Teraz może gramy więcej, ale jako dorośli nie mamy już w sobie tej magii dzieciństwa. A to ważne w przypadku gier. Podejrzewam, że dzisiejsze dzieci za parę lat będą chciały wracać do PlayStation 5, dla nich też to będzie frajda. Poza tym, dziś część przeżycia „growego” może odbywać się nawet bez dotykania kontrolera. Czasami ludzie po prostu oglądają streamerów, którzy grają w interesujące ich gry.
To, czym się zajmujesz, jest trochę w kontrze do takiego sposobu konsumpcji gier. Jesteś administratorką Muzeum Komputerów i Gier w Pabianicach. Opowiedz o tym trochę więcej.
Tak, zajmuję się kolekcją komputerów. Naprawiam je, dogrywam nowe gry, doprowadzam do działania systemy operacyjne. Jesteśmy otwarci głównie w sezonie letnim, ponieważ poza muzeum prowadzimy też inne wystawy i festiwale. Na co dzień pracujemy też w zupełnie w innych miejscach i nie możemy na razie pozwolić sobie na to, by otwierać muzeum każdego dnia. Zazwyczaj są to więc letnie weekendy.
W tym sezonie planujemy otworzyć się na majową Noc Muzeów, po której postaramy się działać już bardziej regularnie. Bywa też tak, że organizujemy wiele wystaw wyjazdowych równocześnie, więc na miejscu nie ma sprzętu czy gier, które można by pokazywać.

Fot. Muzeum Komputerów i Gier w Pabianicach
Kto jest właścicielem muzeum w Pabianicach?
Muzeum jest założone przez fundację Dawne Komputery i Gry, która sama działa już od formalnie od 12 lat. Pierwsze wystawy odbyły się ok. 2010 roku. Był to np. PC Games Show z komputerami takimi jak Commodore, Amiga, starsze pecety z Windowsem 95 i 98.
Był na to wtedy wielki boom. To była też taka końcówka „życia” Windowsa XP. Nie było to jeszcze retro, ale ludzie już wtedy czuli do niego nostalgię. Ten system działał przecież bardzo długo.
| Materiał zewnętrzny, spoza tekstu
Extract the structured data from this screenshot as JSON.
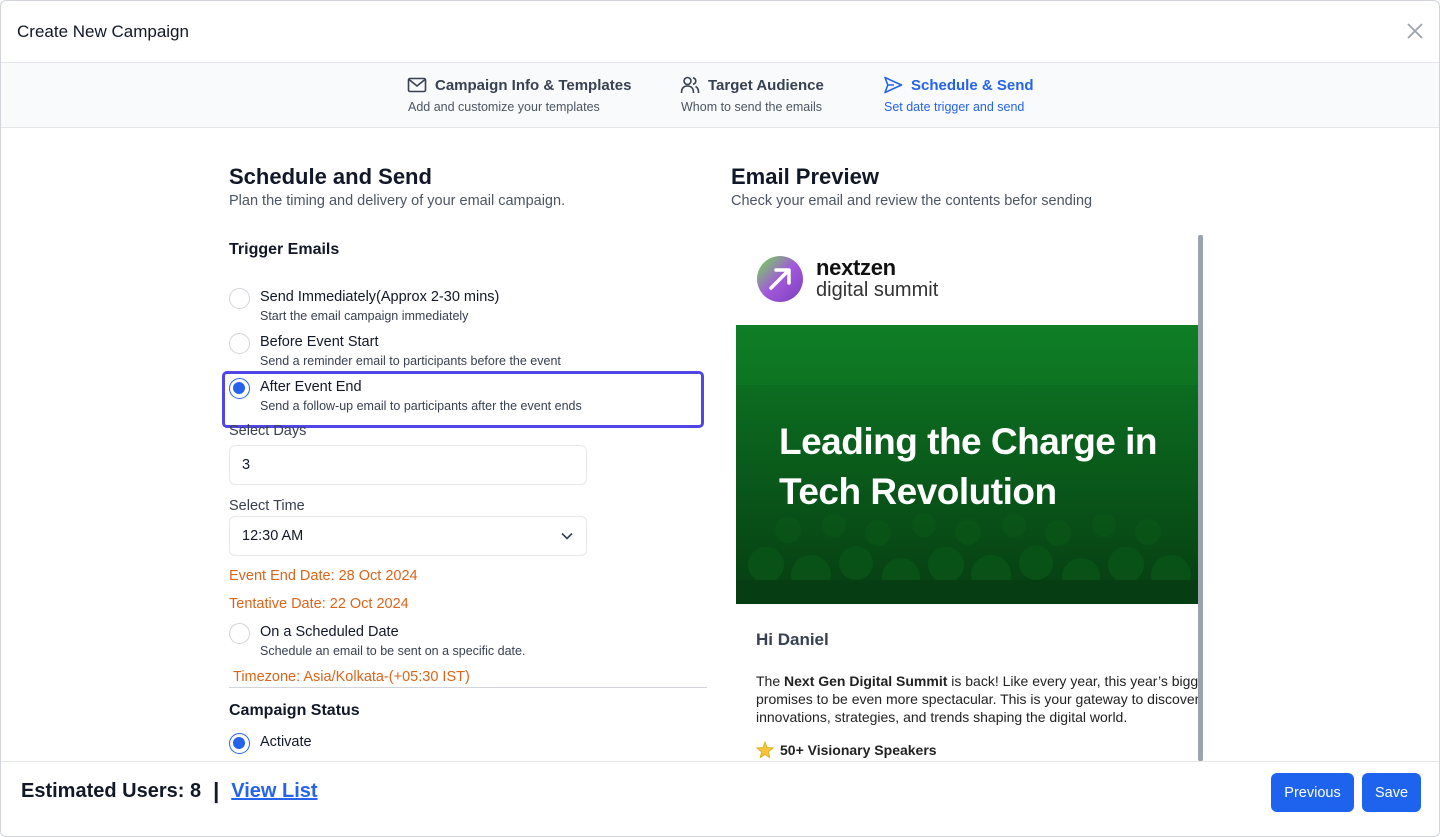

Wystawy zdobyły popularność i powoli zaczynaliśmy być zapraszani na różne imprezy i organizowały się różne grupy, m.in. wrocławska Retro Gralnia czy Muzeum Historii Komputerów i Informatyki w Katowicach. Potem pojawiły się też inne miejsca i spotkania.
I stąd wziął się pomysł na BIT BOAT?
Zaczęło się od tego, że próbowaliśmy zrobić imprezę, która łączyłaby gry retro i gry indie. W moim odczuciu brakowało jednak na niej trochę tego elementu indie, był za mało wyeksponowany. Jestem magistrem inżynierem technologii gier, więc żyję w tym światku i jest to temat bardzo mi bliski. Lubię indie, lubię retro, więc chciałam to połączyć. Tak, żeby na jednej imprezie było to tematy przedstawione na równych prawach i równie fajnie.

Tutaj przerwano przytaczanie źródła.